Acidente é uma sequência de prazeres que
vem do inusitado. Seja o corte, a duração, o enquadramento, o
lugar da câmera, tudo ali tem um frescor inacreditável. A única
coisa que assisti que chegasse próximo da simplicidade e poder
de captar a essência do mundo foi Five, de Abbas Kiarostami.
Assim como ele, Cao adora a natureza – o movimento da água, das
plantas, da chuva – gerando esta estética natural-fenomenológica
só possível de ser captada pelo vídeo. As possibilidades abertas
por este formato acabam sendo só mais uma dentre as suas ferramentas.

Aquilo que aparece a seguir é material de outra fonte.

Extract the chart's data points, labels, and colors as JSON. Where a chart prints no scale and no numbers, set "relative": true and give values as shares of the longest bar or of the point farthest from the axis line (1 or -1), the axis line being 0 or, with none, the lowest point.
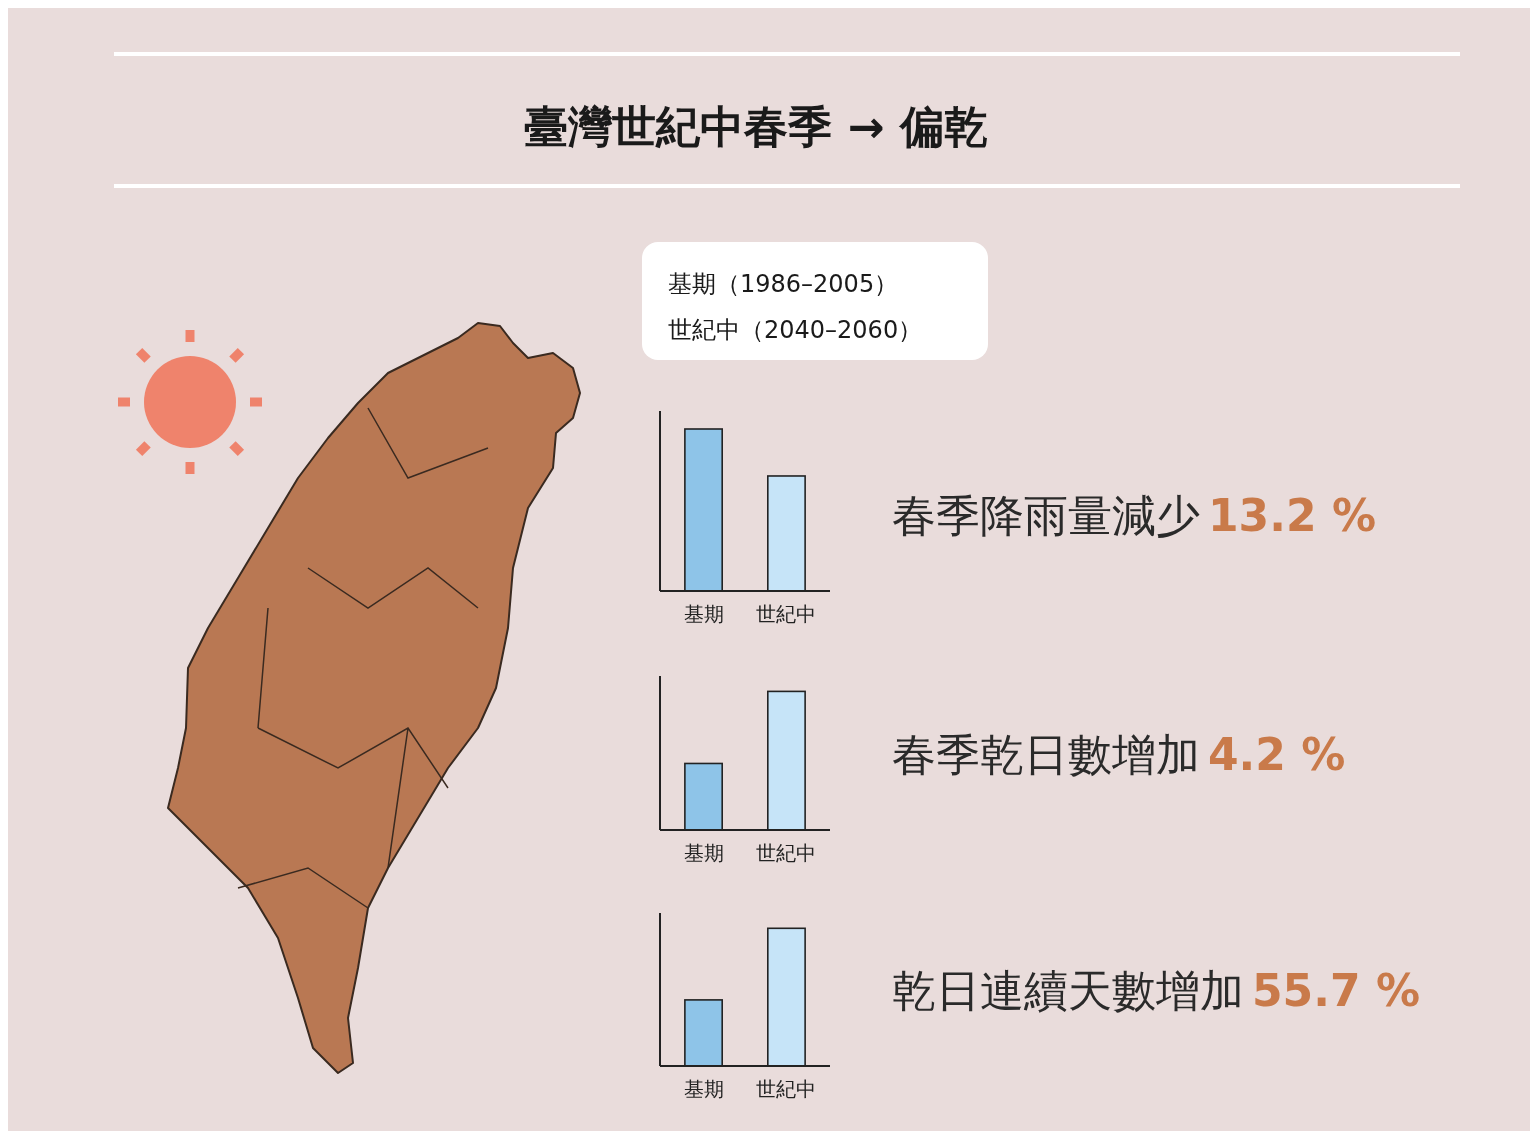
{
  "chart_data": [
    {
      "type": "bar",
      "title": "臺灣世紀中春季 → 偏乾",
      "relative": true,
      "categories": [
        "基期",
        "世紀中"
      ],
      "values": [
        1,
        0.71
      ],
      "colors": [
        "#8ec4e8",
        "#c6e4f8"
      ],
      "annotations": [
        "基期（1986–2005）",
        "世紀中（2040–2060）",
        "春季降雨量減少",
        "13.2 %"
      ]
    },
    {
      "type": "bar",
      "relative": true,
      "categories": [
        "基期",
        "世紀中"
      ],
      "values": [
        0.48,
        1
      ],
      "colors": [
        "#8ec4e8",
        "#c6e4f8"
      ],
      "annotations": [
        "春季乾日數增加",
        "4.2 %"
      ]
    },
    {
      "type": "bar",
      "relative": true,
      "categories": [
        "基期",
        "世紀中"
      ],
      "values": [
        0.48,
        1
      ],
      "colors": [
        "#8ec4e8",
        "#c6e4f8"
      ],
      "annotations": [
        "乾日連續天數增加",
        "55.7 %"
      ]
    }
  ]
}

O aparato técnico para esses artistas nunca se impõe como limite,
ele é só como mais uma forma de mediação criativa entre o olhar
e o mundo.
As
mediações podem ser muitas porém o toque de Cao Guimarães é sempre
perceptível. O trabalho de Acidente está bem próximo da
sua série fotográfica Gambiarras: o “jeitinho” inscrustrado
no uso dos objetos. Neste trabalho fotográfico, é também o banal
que assume novas dimensões e adquire um sentido inexistente antes
de ser captado pela objetiva. Objetos que são reconfigurados nas
suas funções ao serem captados pela câmera, têm adicionado o seu
sentido estético; é o prazer da graça de ver transformado o improviso
em arte.
O improviso da viagem, que forma este conjunto
de “acidentes”, se intensifica com a profusão de registros e formatos.
Alguns capítulos-cidade formam pequenas narrativas, como é o caso
da sequência que acompanha o dia de um bar com um observador-câmera
atrás do balcão. O tempo se arrasta e do lado de fora vemos um
ônibus que está sempre lá. A noite cai, o ônibus dá partida e
quando vemos estamos dentro dele compartilhando a visão ampliada
do motorista dirigindo pela cidade. Mini-narrativas convivem com
momentos de pura contemplação, e tudo revela uma outra forma de
se olhar o banal, cercando estas pequenas coisas de um sentido
inédito, mas simples.
É com esta mesma simplicidade que aos poucos a
junção dos nomes das cidades visitadas formam um poema. Os nomes
estavam lá, só precisava alguém aparecer para juntá-los. O trabalho
de Cao Guimarães nos chama a ver as coisas com mais atenção, mostrando
que uma postura poética diante das pessoas e do mundo ainda é
possível. Com isso, ele definitivamente amplia as possibilidades
expressivas do documentário e do audiovisual ao transformar tudo
o que passa pelo seu olhar em poesia.